Effect of Bi/Fe Ratio on the Structural and Magnetic Properties of BiFeO3 Thin Films by Sol-Gel

Bismuth iron oxide (BiFeO₃) is amongst the class of multiferroic materials that has attracted world´s attraction because of its high antiferromagnetic Neel temperature and high ferroelectric Curie temperature of 643 and 1103 K, respectively. However, synthesis of phase pure BiFeO₃ is extremely difficult due to the volatile nature of Bi₂O₃ that results in formation of bismuth deficient and/or rich phases. Most of the previous research is based on obtaining pure BiFeO₃ phase with variation in annealing/calcination temperature in the range 400 °C-700 °C. However, very little consideration is given to change Bi/Fe ratio during synthesis. Here, we report preparation of phase pure BiFeO₃ thin films using cost effective sol-gel and spin coating method. Bismuth nitrate and iron nitrate are used as precursors whereas ethylene glycol is used as solvent. Molar ratio of Bi/Fe is varied as 0.9, 0.95, 1.0, 1.05, 1.1, and 1.20. Films are annealed at 300 °C for 60 mins in the presence of vacuum under 500 Oe applied magnetic field. X-ray diffraction results indicate formation of phase pure BiFeO₃ thin films for Bi/Fe ratio of 1.0-1.1. However, both high (1.2) and low (0.9-0.95) Bi/Fe molar ratios result in the appearance of impurity phases.

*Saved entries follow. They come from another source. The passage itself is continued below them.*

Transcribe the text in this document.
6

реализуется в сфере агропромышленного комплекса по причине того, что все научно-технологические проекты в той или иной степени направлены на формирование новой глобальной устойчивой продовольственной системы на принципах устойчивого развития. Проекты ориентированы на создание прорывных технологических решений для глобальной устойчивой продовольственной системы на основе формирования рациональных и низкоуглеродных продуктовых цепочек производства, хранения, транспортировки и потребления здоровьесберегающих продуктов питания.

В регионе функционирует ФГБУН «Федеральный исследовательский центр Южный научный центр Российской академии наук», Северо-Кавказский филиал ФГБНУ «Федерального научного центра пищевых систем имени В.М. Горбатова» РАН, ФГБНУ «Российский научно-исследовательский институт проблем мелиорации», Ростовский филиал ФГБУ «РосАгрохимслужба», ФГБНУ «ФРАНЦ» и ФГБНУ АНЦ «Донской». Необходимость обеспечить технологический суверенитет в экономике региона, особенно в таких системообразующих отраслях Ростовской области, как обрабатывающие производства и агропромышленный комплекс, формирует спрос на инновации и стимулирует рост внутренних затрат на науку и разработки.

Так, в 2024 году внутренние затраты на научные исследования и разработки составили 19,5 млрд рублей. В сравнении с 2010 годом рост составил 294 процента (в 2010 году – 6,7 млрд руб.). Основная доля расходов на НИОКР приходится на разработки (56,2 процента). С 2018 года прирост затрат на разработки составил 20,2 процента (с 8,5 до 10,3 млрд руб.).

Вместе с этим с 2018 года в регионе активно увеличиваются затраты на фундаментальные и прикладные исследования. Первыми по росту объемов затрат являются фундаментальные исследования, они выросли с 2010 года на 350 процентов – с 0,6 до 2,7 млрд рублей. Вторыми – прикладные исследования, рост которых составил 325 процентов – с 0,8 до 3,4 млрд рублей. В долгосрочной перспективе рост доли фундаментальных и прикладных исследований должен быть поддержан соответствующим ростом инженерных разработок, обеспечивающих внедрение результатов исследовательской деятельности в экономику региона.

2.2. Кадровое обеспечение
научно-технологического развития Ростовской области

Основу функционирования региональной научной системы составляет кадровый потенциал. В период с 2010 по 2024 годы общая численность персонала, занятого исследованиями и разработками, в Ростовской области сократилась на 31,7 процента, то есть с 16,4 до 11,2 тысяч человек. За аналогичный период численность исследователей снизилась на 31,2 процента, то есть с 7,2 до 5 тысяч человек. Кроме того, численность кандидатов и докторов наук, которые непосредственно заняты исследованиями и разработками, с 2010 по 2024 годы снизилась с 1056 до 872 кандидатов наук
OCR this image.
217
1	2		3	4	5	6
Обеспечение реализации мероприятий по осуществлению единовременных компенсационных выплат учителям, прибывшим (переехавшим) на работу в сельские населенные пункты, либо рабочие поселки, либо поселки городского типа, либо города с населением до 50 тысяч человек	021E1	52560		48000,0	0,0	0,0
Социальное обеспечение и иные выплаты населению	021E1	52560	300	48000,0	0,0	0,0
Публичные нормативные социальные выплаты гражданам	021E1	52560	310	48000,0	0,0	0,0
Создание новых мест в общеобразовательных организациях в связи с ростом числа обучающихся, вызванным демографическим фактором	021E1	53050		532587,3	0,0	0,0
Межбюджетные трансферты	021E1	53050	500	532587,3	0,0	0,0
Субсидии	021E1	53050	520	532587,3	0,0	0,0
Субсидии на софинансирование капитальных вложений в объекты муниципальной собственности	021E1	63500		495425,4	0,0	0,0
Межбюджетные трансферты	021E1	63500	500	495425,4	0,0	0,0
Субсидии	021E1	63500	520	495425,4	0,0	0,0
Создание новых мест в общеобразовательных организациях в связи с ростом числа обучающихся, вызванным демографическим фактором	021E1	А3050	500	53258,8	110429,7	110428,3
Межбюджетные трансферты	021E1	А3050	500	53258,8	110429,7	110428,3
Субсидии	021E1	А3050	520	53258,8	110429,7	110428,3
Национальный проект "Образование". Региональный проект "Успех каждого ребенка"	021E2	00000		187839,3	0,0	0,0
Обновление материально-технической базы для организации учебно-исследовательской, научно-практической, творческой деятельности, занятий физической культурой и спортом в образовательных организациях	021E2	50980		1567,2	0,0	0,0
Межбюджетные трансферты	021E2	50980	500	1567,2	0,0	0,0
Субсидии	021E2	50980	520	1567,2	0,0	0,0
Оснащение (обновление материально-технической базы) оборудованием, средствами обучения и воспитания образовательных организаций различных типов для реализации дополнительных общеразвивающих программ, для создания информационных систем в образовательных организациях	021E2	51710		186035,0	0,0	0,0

In addition, bismuth iron oxide shows ferromagnetic behavior as opposed to the antiferromagnetic nature of bulk BiFeO₃. Strong ferromagnetic behavior, for Bi/Fe ratios of 1.0 and 1.05, can be explained on the basis of suppression of helical spin structure as the crystallite size reduces to ~30 nm, which is well below the cycloidal spin arrangement of BiFeO₃ (62 nm).